Phenotypes are quite variable, and manifestations can include weakness, abnormal gait, myotonia, cramps, and scoliosis.

==== Myosin storage myopathy ====
In myosin storage myopathies, myosin accumulates beneath sarcolemma and between myofibrils, forming protein aggregates. A myopathy associated with the gene MYH7 is autosomal dominant myosin storage congenital myopathy-7A (CMYP7A).

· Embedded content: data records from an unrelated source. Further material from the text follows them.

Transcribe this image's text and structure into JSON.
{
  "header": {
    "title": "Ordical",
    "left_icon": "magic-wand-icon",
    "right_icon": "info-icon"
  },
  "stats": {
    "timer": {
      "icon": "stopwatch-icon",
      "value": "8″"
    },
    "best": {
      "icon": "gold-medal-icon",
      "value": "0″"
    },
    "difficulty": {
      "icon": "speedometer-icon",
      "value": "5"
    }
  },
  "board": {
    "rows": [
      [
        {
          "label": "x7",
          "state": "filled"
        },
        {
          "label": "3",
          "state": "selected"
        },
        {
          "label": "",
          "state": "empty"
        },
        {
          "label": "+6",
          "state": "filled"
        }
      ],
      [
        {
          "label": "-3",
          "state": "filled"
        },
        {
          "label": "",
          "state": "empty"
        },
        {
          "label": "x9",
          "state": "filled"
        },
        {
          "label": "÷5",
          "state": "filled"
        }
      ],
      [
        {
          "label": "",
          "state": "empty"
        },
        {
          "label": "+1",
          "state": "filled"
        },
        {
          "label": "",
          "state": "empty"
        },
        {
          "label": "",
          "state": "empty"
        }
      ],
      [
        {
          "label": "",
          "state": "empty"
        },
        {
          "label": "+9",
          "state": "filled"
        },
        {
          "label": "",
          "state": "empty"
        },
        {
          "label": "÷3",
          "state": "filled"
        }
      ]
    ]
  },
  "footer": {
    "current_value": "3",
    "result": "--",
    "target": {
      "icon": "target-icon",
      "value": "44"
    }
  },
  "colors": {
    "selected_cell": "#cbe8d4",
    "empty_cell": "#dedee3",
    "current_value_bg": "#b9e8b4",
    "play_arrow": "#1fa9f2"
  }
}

==== Tubular aggregate myopathy ====
Although tubular aggregates are seen in a variety of myopathies, both genetic and environmental, the congenital myopathies associated with genes STIM1 and ORAI1 are known as tubular aggregate myopathy (TAM) types 1 and 2.

==Treatment==
Currently, there are no treatments for any of the congenital myopathies. Depending on the severity, there are different therapies available to help alleviate any pain and aid patients in performing varying activities. For example, many congenital myopathy patients are involved in physical or occupational therapy in an attempt to strengthen their skeletal muscles. Orthopedic surgery is usually necessary to correct skeletal deformities secondary to muscle weakness, such as scoliosis. Survival is typically determined by the level of respiratory muscle insufficiency.